In this work we synthesized silica supported Pt3Zn1 and Pt1Zn1 intermetallic nanocatalysts by sequential deposition of ZnO via atomic layer deposition (ALD) and Pt via incipient wetness impregnation (IWI) on SiO2. The synthesis method was examined using standard characterization techniques as well as synchrotron X-ray absorption spectroscopy (XAS) under hydrogen reduction conditions. We revealed that ZnO reduction is a key step in the synthesis of Pt1Zn1 phase by providing a detailed picture of Pt and Zn speciation kinetics under H2 reduction via in-situ XAS. Silica supported Pt3Zn1, Pt1Zn1, and Pt monometallic nanocatalysts were tested in DHE, the electronic and geometric effects on the catalytic performance of PtZn intermetallic nanocatalysts are discussed thoroughly.
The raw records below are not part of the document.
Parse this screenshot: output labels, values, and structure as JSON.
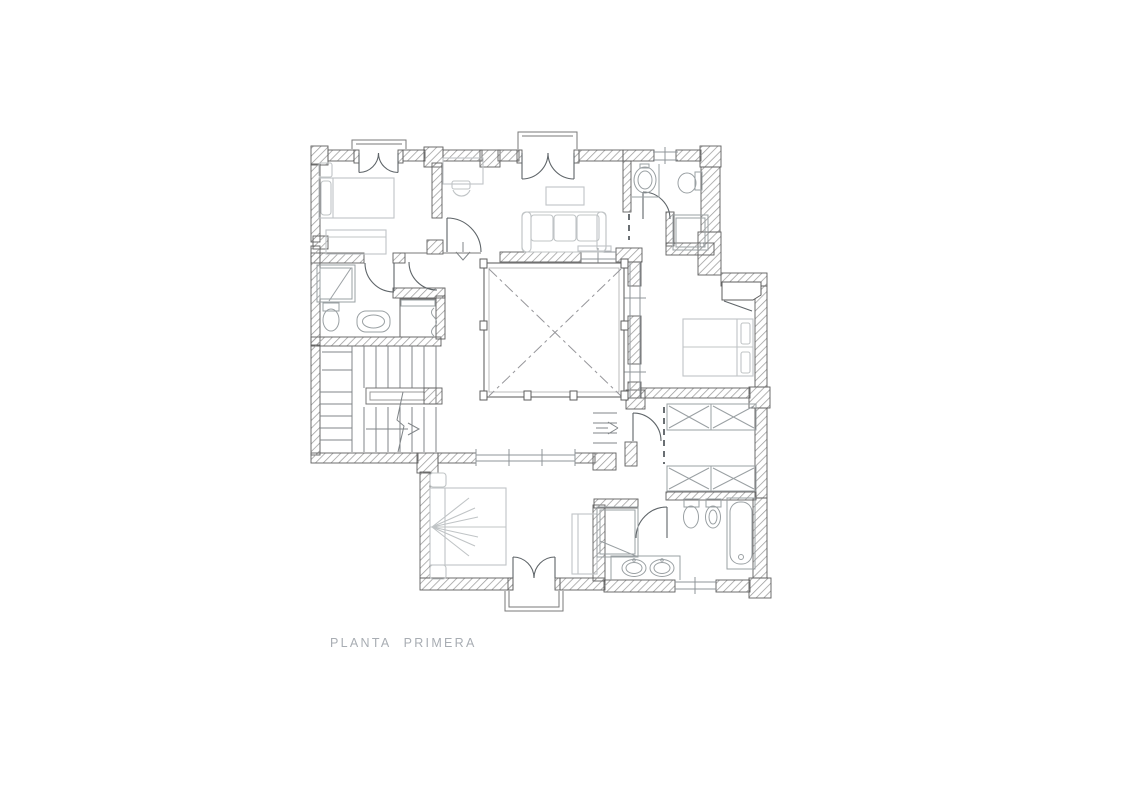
{
  "meta": {
    "type": "architectural-floor-plan",
    "sheet_background": "#ffffff"
  },
  "caption": {
    "text": "PLANTA PRIMERA"
  },
  "colors": {
    "wall_hatch": "#9b9b9b",
    "wall_outline": "#5e5e5e",
    "door_line": "#5f6569",
    "furniture_light": "#c0c4c6",
    "fixture": "#9aa0a3",
    "glazing": "#8f9499",
    "void_diagonal": "#97979b",
    "stair_line": "#808588",
    "caption_text": "#a8adb3"
  }
}
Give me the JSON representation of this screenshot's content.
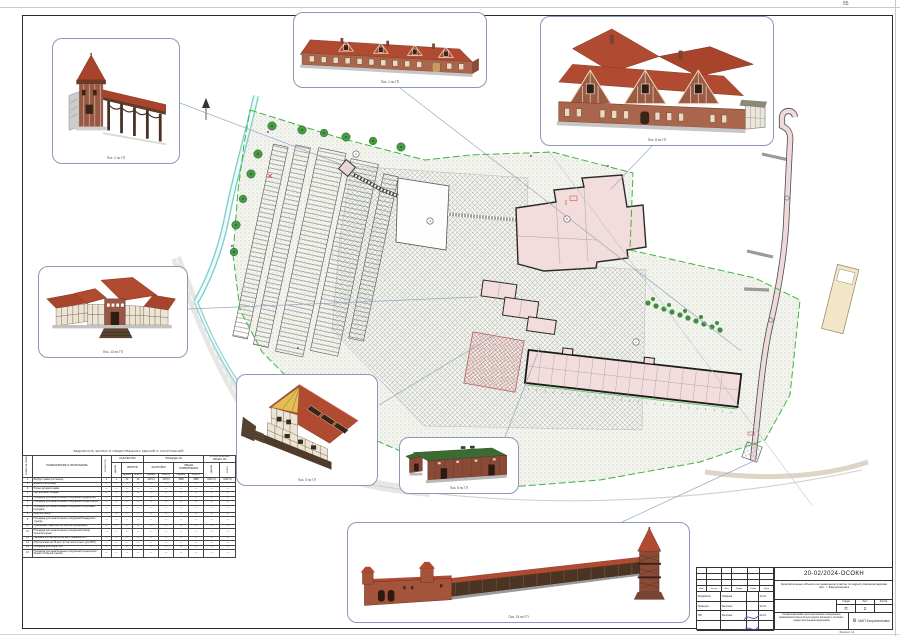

The Pt1Zn1 intermetallic nanocatalysts exhibited improved selectivity and a production rate one order of magnitude greater than those of supported Pt and Pt3Zn1 with similar Pt loading and particle sizes for the dehydrogenation of ethane. Enhanced catalyst stability was also observed.

Research Interests:

My research to date has been focused on nanomaterial synthesis and catalytic conversion of light hydrocarbons. To study the material property-catalytic performance relationship in heterogeneous catalysis is always my goal. I studied Pt-Zn intermetallic nanocatalysts for the dehydrogenation of ethane in my Ph.D years, to deepen the understanding of Pt isolated sites in alkene dehydrogenation in atomic-scale synthesis. And now I am mainly on developing a small-scale/modular process - forced dynamic operation in acrylonitrile production on bismuth molybdate-based catalysts, in my post-doc studies, exploring ways to enhance productivity with unsteady-state, dynamic processes. I also serve a supporting role in a project that uses FDO in the partial oxidation of methane to syngas. New pathways in commodity chemical synthesis via catalytic conversion of light hydrocarbon has been my focus.